John-Joesph Goux Symbolic Economies (1990) p.41


Note: It's worth bearing in mind - especially when Goux talks about 'aftershock' - that the first version of this essay was written in Paris in May and June 1968.

Monday, February 1, 2016

Money Wisdom #395

Just as 'the value of a commodity is the measure of the attraction it exerts upon all the other elements of material wealth' and, given the position gold occupies and the corresponding valorization it enjoys, just as commodities 'aspire to gold as their hereafter,' likewise the whole world, heaven and earth, is suspended and attracted as if magnetically by an external, indestructible desire toward absolute divine perfection, which, itself immobile, sets in motion each individual being. 'All commodities are perishable money; money is the imperishable commodity' (Marx, Capital 114; Marx, Contribution 115; Marx, Grundrisse 149)

Thus the oppositions between divine and terrestrial, universal and particular, sacred and profane, the one and the many, transcendence and immanence are summed up (formally and operationally, if we reconstruct the coherent system of these metaphors) in the opposition between money and commodities. This isomorphism affords a glimpse of the all-important impact of the monetary system upon the ideological formations, or rather, of what real or ideological oppositions are constituted or affirmed in the historical period to which the monetary economy belongs.
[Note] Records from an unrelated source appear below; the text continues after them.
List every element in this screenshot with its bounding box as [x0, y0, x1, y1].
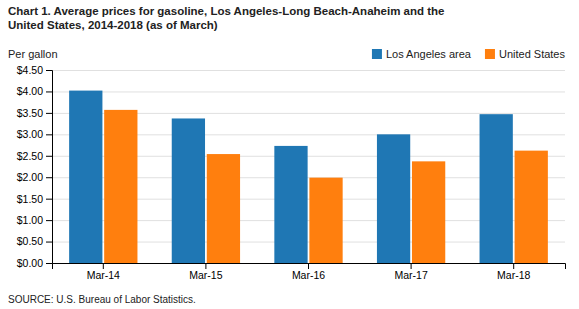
bar [412, 161, 445, 263]
bar [480, 114, 513, 263]
legend-label: United States [499, 48, 566, 60]
grid-tick [52, 91, 565, 92]
bar-series [104, 110, 548, 263]
y-tick-label: $0.00 [17, 257, 43, 269]
y-tick: $3.00 [17, 128, 52, 140]
y-tick-label: $2.50 [17, 150, 43, 162]
x-tick-label: Mar-18 [497, 269, 530, 281]
grid-line [52, 70, 565, 71]
x-tick-label: Mar-15 [189, 269, 222, 281]
y-axis: $0.00 $0.50 $1.00 $1.50 $2.00 $2.50 $3.00 $3.50… [17, 64, 53, 269]
y-tick-mark [46, 177, 52, 178]
bar [377, 134, 410, 263]
y-tick-mark [46, 220, 52, 221]
x-tick-mark [205, 263, 206, 269]
y-tick: $4.00 [17, 85, 52, 97]
x-tick-label: Mar-14 [87, 269, 120, 281]
y-tick: $0.50 [17, 235, 52, 247]
x-tick: Mar-18 [497, 263, 530, 281]
y-tick-label: $3.00 [17, 128, 43, 140]
y-tick: $2.00 [17, 171, 52, 183]
y-tick-mark [46, 113, 52, 114]
bars [69, 91, 548, 263]
source: SOURCE: U.S. Bureau of Labor Statistics. [8, 294, 196, 305]
grid-line [52, 91, 565, 92]
x-tick: Mar-17 [394, 263, 427, 281]
x-tick-label: Mar-17 [394, 269, 427, 281]
y-tick-label: $0.50 [17, 235, 43, 247]
legend-swatch [485, 49, 495, 59]
x-tick: Mar-15 [189, 263, 222, 281]
bar [515, 151, 548, 263]
legend-item: United States [485, 48, 566, 60]
y-tick-mark [46, 156, 52, 157]
legend-label: Los Angeles area [386, 48, 472, 60]
y-axis-label: Per gallon [8, 48, 58, 60]
plot: $0.00 $0.50 $1.00 $1.50 $2.00 $2.50 $3.00 $3.50… [17, 64, 566, 282]
bar [69, 91, 102, 263]
title: Chart 1. Average prices for gasoline, Lo… [8, 5, 444, 31]
legend: Los Angeles area United States [372, 48, 566, 60]
bar [274, 146, 307, 263]
x-axis-line [53, 264, 566, 270]
y-tick-mark [46, 263, 52, 264]
grid-tick [52, 70, 565, 71]
legend-item: Los Angeles area [372, 48, 472, 60]
y-tick: $2.50 [17, 150, 52, 162]
bar-series [69, 91, 513, 263]
x-tick: Mar-16 [292, 263, 325, 281]
y-tick-label: $1.00 [17, 214, 43, 226]
x-axis: Mar-14 Mar-15 Mar-16 Mar-17 Mar-18 [53, 263, 566, 281]
y-tick-label: $4.00 [17, 85, 43, 97]
y-tick: $3.50 [17, 107, 52, 119]
y-tick-mark [46, 242, 52, 243]
y-tick-mark [46, 91, 52, 92]
y-tick-mark [46, 134, 52, 135]
y-tick-mark [46, 70, 52, 71]
bar [309, 178, 342, 263]
bar [104, 110, 137, 263]
x-tick-mark [308, 263, 309, 269]
x-tick-mark [513, 263, 514, 269]
bar [207, 154, 240, 263]
bar [172, 118, 205, 263]
y-tick-label: $4.50 [17, 64, 43, 76]
x-tick-mark [411, 263, 412, 269]
y-tick-label: $1.50 [17, 193, 43, 205]
y-tick-label: $2.00 [17, 171, 43, 183]
y-tick: $4.50 [17, 64, 52, 76]
y-tick-label: $3.50 [17, 107, 43, 119]
title-line: United States, 2014-2018 (as of March) [8, 19, 218, 31]
legend-swatch [372, 49, 382, 59]
x-tick: Mar-14 [87, 263, 120, 281]
title-line: Chart 1. Average prices for gasoline, Lo… [8, 5, 444, 17]
grid [52, 71, 565, 264]
y-tick: $0.00 [17, 257, 52, 269]
x-tick-label: Mar-16 [292, 269, 325, 281]
y-axis-line [46, 71, 53, 264]
y-tick: $1.50 [17, 193, 52, 205]
y-tick-mark [46, 199, 52, 200]
x-tick-mark [103, 263, 104, 269]
chart: Chart 1. Average prices for gasoline, Lo… [0, 0, 579, 309]
y-tick: $1.00 [17, 214, 52, 226]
Jean-Joseph Goux Symbolic Economies (1990) p.36


Note: I almost agree with Goux, here. First, I'd replace the word/concept 'commodity' with 'currency'. And second I'd cut off the end of the final line; it requires a narrower metaphysical conceptualization of money (as product of psychical energies and process) than I have. Thirdly, although I can read the whole thing with my own conceptualiztion of 'VALUE' intact, I think Goux himself tends towards a more Nietzschean conception of 'us as the valuers' or, 'creators of value' rather than VALUE existing as the ultimate metaphysical category. But yeah, I'm reading him very slowly but am liking Goux a lot. Very similar territory.



Tuesday, January 26, 2016

Money Wisdom #394

" What equivalence affirms, Marx shows, is an identical essence. The expression of value, transforming diverse products of labor into identical sublimates, is a language of alchemy, of essence and quintessence, of distillation and sublimation. This difference between use-value and exchange-value, then, exposes all the oppositions between body and soul, as Marx's frequent metaphors in this register demonstrate. Use-value is the physical, incarnated, perceptible aspect of the commodity, while the exchange-value is a supernatural abstraction, invisible and supersensible. No biologist's scalpel has ever found a person's soul or anima, just as 'hitherto, no chemist has been able to discover exchange-value in a pearl or diamond' (Marx, Capital 58) "


Jean-Joseph Goux Symbolic Economies (1990) p.19

Thursday, January 21, 2016

Money Wisdom #393

"...why and how do the fragile letters of our alphabet, forming the sign 'God', inscribing this master word of idealist thought, posit it as the place where all things are evaluated in common."